Heaven’s War, by David S. Goyer & Michael Cassutt
After two simultaneous but separate missions to an unidentified object in Earth’s orbit go horribly wrong Zack Stuart is the only astronaut staying behind in its interior. Four of his colleagues and rivals are on their way back to earth, the rest have died on the object affectionately named Keanu.
Meanwhile on earth 187 random people have been picked up from the rival space stations in Houston and Bangalore by big flying orbs and are on their way to Keanu. Amongst those abducted are Zack’s 14 year old daughter Rachel, Gabriel Jones, the father of the now deceased astronaut who caused a disaster on Keanu and Pavak Radhakrishnan, the son of the commander of the Bangalore space ship who is safely on his way back to earth.
It is now very clear that Keanu is not an asteroid or planet but in fact a space-ship, one that had a good reason to travel to earth, one that wants to recruit humans into its war against a force that could destroy the universe and one that is starting to fail.
The humans on Keanu will have to adjust to their new living arrangements, learn how to survive on a space-ship that appears to want to accommodate them but still holds many dangers, marvels and nightmares. But most of all, they have to figure out a way to make it back to earth in order to protect their home from disaster.
Before I say anything else about this book let me state that if at all possible you should not read this book unless you have read its prequel: Heaven’s Shadow. The story in this book starts at the exact moment the first book ended, and although there are some references to what happened in the first book you need more background information than can be found here if you want to truly enjoy Heaven’s War.
And this truly is a story to enjoy. It is action packed, filled with suspense and with just about enough pure science-fictional fact.
Because the perspective in the story switches between the main characters the reader is introduced to the strange habitats on Keanu on several different levels, ranging from teenage girl, via mysterious alien to fully qualified scientist. It also means that the book is filled with cliff-hangers. Most chapters, and individual narratives, end on a pivotal moment forcing the reader to keep on reading. But since the chapters you need to read before you arrive at the resolution of your cliff-hanger all end on similar highs there is always this urge to keep on reading.

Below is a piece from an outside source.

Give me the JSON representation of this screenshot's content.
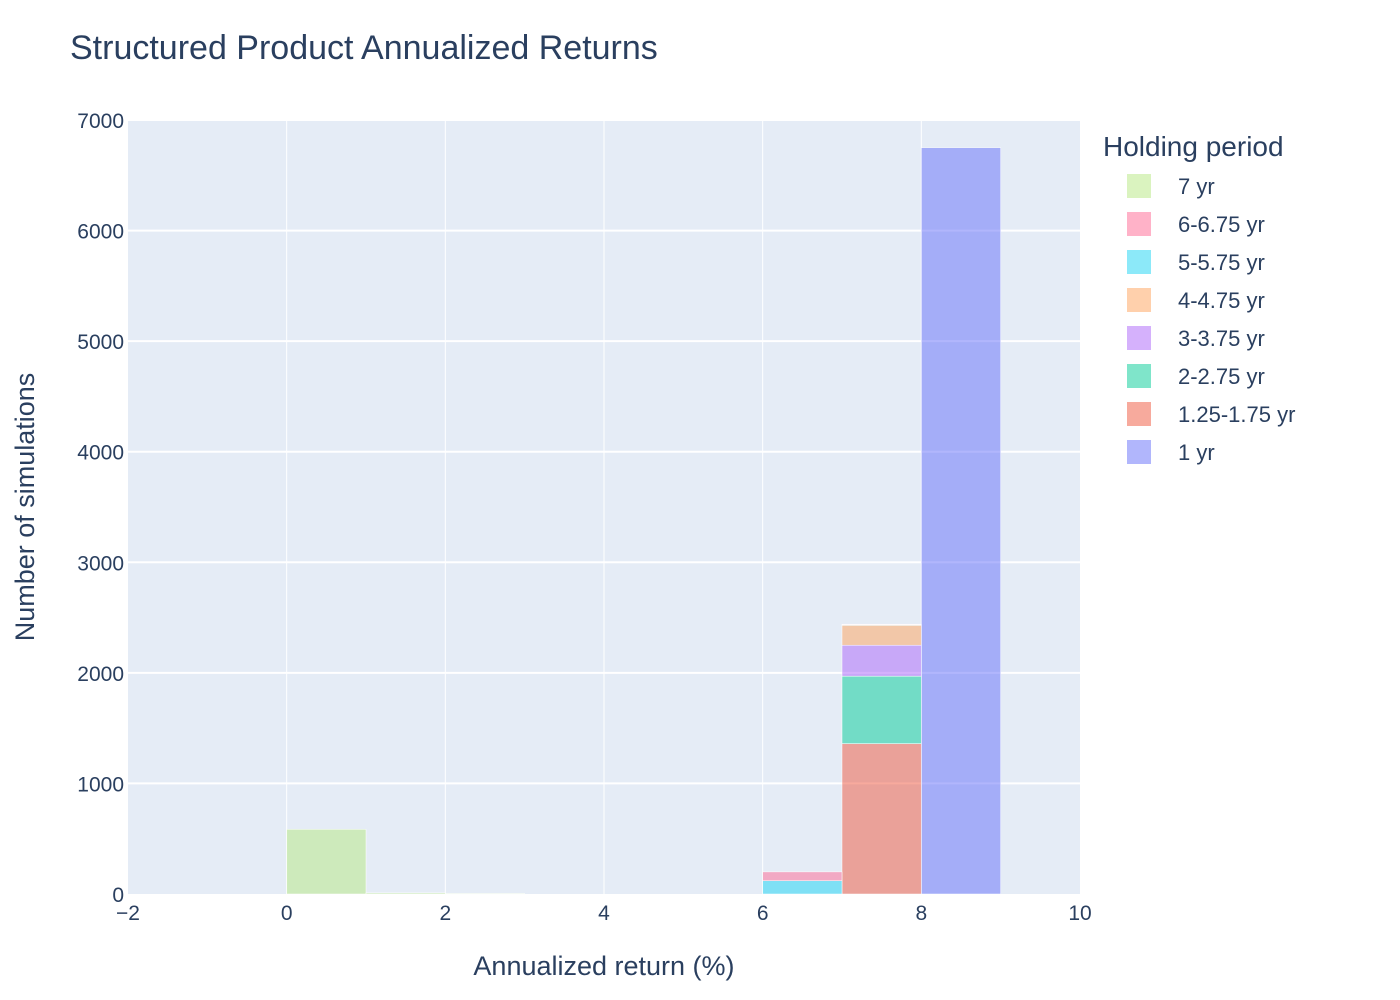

Another advantage of the alternating narrator set-up is that the reader gets an insight into characters and their motivations without the need for lengthy descriptions. The actions, thoughts and emotions as described by the characters give each of them their own, unique personality.
The space-ship, Keanu, is a marvel consisting of several habitats, all completely geared towards their individual and very diverse inhabitants. As small groups of humans explore various parts of Keanu, the reader gets an insight into the set up of the space-ship as well as the different life-forms it accommodates. Having said that, I did feel that a little more information about the non-human occupants and their role in the struggle against the common enemy would have been helpful. In fact, that lack of information in favour of action would be my one, minor, reservation about this book.
Overall though, this was a gripping space adventure and a true page-turner. This is also very much a story in the middle of a beginning and (as far as I know) the end in the next book. While the book starts where the first book ended, it also finishes at such a moment that the reader is left with no idea what exactly is going on or might be about to happen next. It will be a long wait for the third book and an answer to the questions this story has left the reader with.